MY SIX BEST BOOKS
ADAM KAY, 38, is the former junior doctor who wrote the bestseller This Is Going To Hurt: Secret Diaries Of A Junior Doctor. He has also written for Mrs Brown’s Boys and Mitchell & Webb. He plays the Hammersmith Apollo, London, on Sunday as part of his This Is Going To Hurt tour. adamkay.co.uk ME TALK PRETTY ONE DAY
by David Sedaris
Abacus, £8.99 Sedaris is the premier observer of our world and its weirdnesses and this collection includes a description of Easter in a French class which is the funniest chapter of anything ever written. HEARTBURN
by Nora Ephron
Virago, £9.99 I had never read this until earlier this year. I’ve embarrassed myself on public transport reading it.
It is snortingly funny in its depiction of the death throes of a relationship. And it bursts with recipes. What more could you ask for? FREAKONOMICS
by Steven D Levitt & Stephen J Dubner
Penguin, £9.99 I think this is the first popular non-fiction book that I read.

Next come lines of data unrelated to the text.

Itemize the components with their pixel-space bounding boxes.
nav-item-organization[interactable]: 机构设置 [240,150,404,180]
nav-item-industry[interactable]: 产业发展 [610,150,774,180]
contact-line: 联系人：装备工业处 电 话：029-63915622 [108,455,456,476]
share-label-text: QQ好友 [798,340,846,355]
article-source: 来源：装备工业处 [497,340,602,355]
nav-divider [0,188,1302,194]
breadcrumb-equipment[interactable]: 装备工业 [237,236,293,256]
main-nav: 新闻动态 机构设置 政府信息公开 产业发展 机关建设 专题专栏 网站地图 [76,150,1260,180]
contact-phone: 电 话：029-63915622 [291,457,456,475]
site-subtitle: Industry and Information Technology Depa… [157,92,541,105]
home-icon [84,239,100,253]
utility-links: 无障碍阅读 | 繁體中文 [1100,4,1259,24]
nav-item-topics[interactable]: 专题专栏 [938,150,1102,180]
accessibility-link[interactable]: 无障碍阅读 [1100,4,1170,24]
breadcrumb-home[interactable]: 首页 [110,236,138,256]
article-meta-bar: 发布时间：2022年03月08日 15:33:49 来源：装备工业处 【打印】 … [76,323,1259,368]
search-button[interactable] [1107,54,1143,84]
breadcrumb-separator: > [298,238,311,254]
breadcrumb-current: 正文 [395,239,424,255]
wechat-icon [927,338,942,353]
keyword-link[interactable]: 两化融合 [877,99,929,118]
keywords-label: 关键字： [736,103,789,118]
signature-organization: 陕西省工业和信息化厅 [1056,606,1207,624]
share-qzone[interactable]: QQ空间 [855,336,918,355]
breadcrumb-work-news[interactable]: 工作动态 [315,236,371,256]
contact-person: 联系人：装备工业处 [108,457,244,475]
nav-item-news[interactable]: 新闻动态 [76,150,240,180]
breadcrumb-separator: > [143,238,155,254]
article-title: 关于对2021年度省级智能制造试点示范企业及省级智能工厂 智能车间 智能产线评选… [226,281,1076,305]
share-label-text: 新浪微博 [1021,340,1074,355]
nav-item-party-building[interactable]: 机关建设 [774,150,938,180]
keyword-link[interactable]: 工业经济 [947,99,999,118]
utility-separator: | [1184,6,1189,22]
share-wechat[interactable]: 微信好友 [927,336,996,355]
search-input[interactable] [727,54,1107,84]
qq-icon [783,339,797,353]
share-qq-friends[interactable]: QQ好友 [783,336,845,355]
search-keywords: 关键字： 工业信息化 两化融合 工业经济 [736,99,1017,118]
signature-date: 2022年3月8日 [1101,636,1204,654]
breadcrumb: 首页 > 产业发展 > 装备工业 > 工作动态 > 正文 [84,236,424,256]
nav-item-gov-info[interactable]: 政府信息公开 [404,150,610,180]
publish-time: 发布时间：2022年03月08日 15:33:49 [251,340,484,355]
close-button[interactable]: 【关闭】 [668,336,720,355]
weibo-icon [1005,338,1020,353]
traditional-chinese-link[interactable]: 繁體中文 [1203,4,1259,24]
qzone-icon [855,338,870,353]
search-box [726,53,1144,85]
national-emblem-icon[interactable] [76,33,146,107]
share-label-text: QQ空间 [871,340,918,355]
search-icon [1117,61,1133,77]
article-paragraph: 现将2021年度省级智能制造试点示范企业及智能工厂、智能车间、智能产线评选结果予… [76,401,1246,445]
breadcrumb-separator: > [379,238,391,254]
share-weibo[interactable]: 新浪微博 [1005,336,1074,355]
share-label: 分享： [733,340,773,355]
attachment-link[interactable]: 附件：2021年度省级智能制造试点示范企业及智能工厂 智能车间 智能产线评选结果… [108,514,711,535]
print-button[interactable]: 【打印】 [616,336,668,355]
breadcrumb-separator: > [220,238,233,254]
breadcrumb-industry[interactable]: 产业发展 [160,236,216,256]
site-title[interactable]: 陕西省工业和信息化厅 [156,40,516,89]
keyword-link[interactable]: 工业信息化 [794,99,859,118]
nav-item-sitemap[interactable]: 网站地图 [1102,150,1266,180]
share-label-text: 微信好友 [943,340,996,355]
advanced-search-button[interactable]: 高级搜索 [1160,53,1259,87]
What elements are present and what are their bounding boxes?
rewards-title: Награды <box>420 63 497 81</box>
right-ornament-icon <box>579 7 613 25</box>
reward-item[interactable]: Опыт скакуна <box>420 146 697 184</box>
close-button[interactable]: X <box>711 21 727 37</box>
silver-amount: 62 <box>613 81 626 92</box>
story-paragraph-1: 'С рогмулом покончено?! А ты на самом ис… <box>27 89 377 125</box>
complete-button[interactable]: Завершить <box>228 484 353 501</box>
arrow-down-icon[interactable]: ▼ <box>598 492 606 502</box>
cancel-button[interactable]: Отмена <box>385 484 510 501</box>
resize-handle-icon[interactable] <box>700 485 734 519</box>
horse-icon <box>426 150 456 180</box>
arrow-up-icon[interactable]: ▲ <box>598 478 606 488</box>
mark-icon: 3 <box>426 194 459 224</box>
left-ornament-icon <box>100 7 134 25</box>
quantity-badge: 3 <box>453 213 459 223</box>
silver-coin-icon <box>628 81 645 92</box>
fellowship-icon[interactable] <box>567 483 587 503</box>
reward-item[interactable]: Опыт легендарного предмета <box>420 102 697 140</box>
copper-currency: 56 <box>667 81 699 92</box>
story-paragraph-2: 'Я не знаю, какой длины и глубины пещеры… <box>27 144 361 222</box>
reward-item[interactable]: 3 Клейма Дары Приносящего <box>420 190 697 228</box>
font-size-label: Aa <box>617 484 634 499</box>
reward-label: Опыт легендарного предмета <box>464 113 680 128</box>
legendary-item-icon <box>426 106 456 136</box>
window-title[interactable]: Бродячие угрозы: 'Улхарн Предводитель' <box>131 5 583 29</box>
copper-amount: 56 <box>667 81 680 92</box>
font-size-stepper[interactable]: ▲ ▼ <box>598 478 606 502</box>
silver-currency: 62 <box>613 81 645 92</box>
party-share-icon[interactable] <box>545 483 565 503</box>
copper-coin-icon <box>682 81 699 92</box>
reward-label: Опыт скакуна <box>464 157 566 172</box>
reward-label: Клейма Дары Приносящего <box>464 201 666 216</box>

It’s designed for idiots like me and taught me that economics is both interesting and relevant. Each chapter asks a different question, such as why do drug dealers still live with their mums? FINGERSMITH
by Sarah Waters
Virago, £8.99 This is totally immersive with brilliantly drawn characters. It’s set in the 1860s in London and is a page-turning thriller while managing to be a tender love story. I think I saw it out in a day. WHERE THE WILD THINGS ARE
by Maurice Sendak
Red Fox, £6.99 The definitive children’s book: perfect story; perfect writing; beautiful artwork; about a boy who gets sent to bed without supper and his bedroom turns into a fantastical jungle. You can still enjoy it as an adult. THE CURIOUS INCIDENT OF THE DOG IN THE NIGHT-TIME
by Mark Haddon
Vintage, £8.99 I’ve read this three or four times and I get something new from it every time. It’s a study of autism so we’re told the story by a factual narrator but, because of his lack of emotional understanding, it also makes him wonderfully unreliable.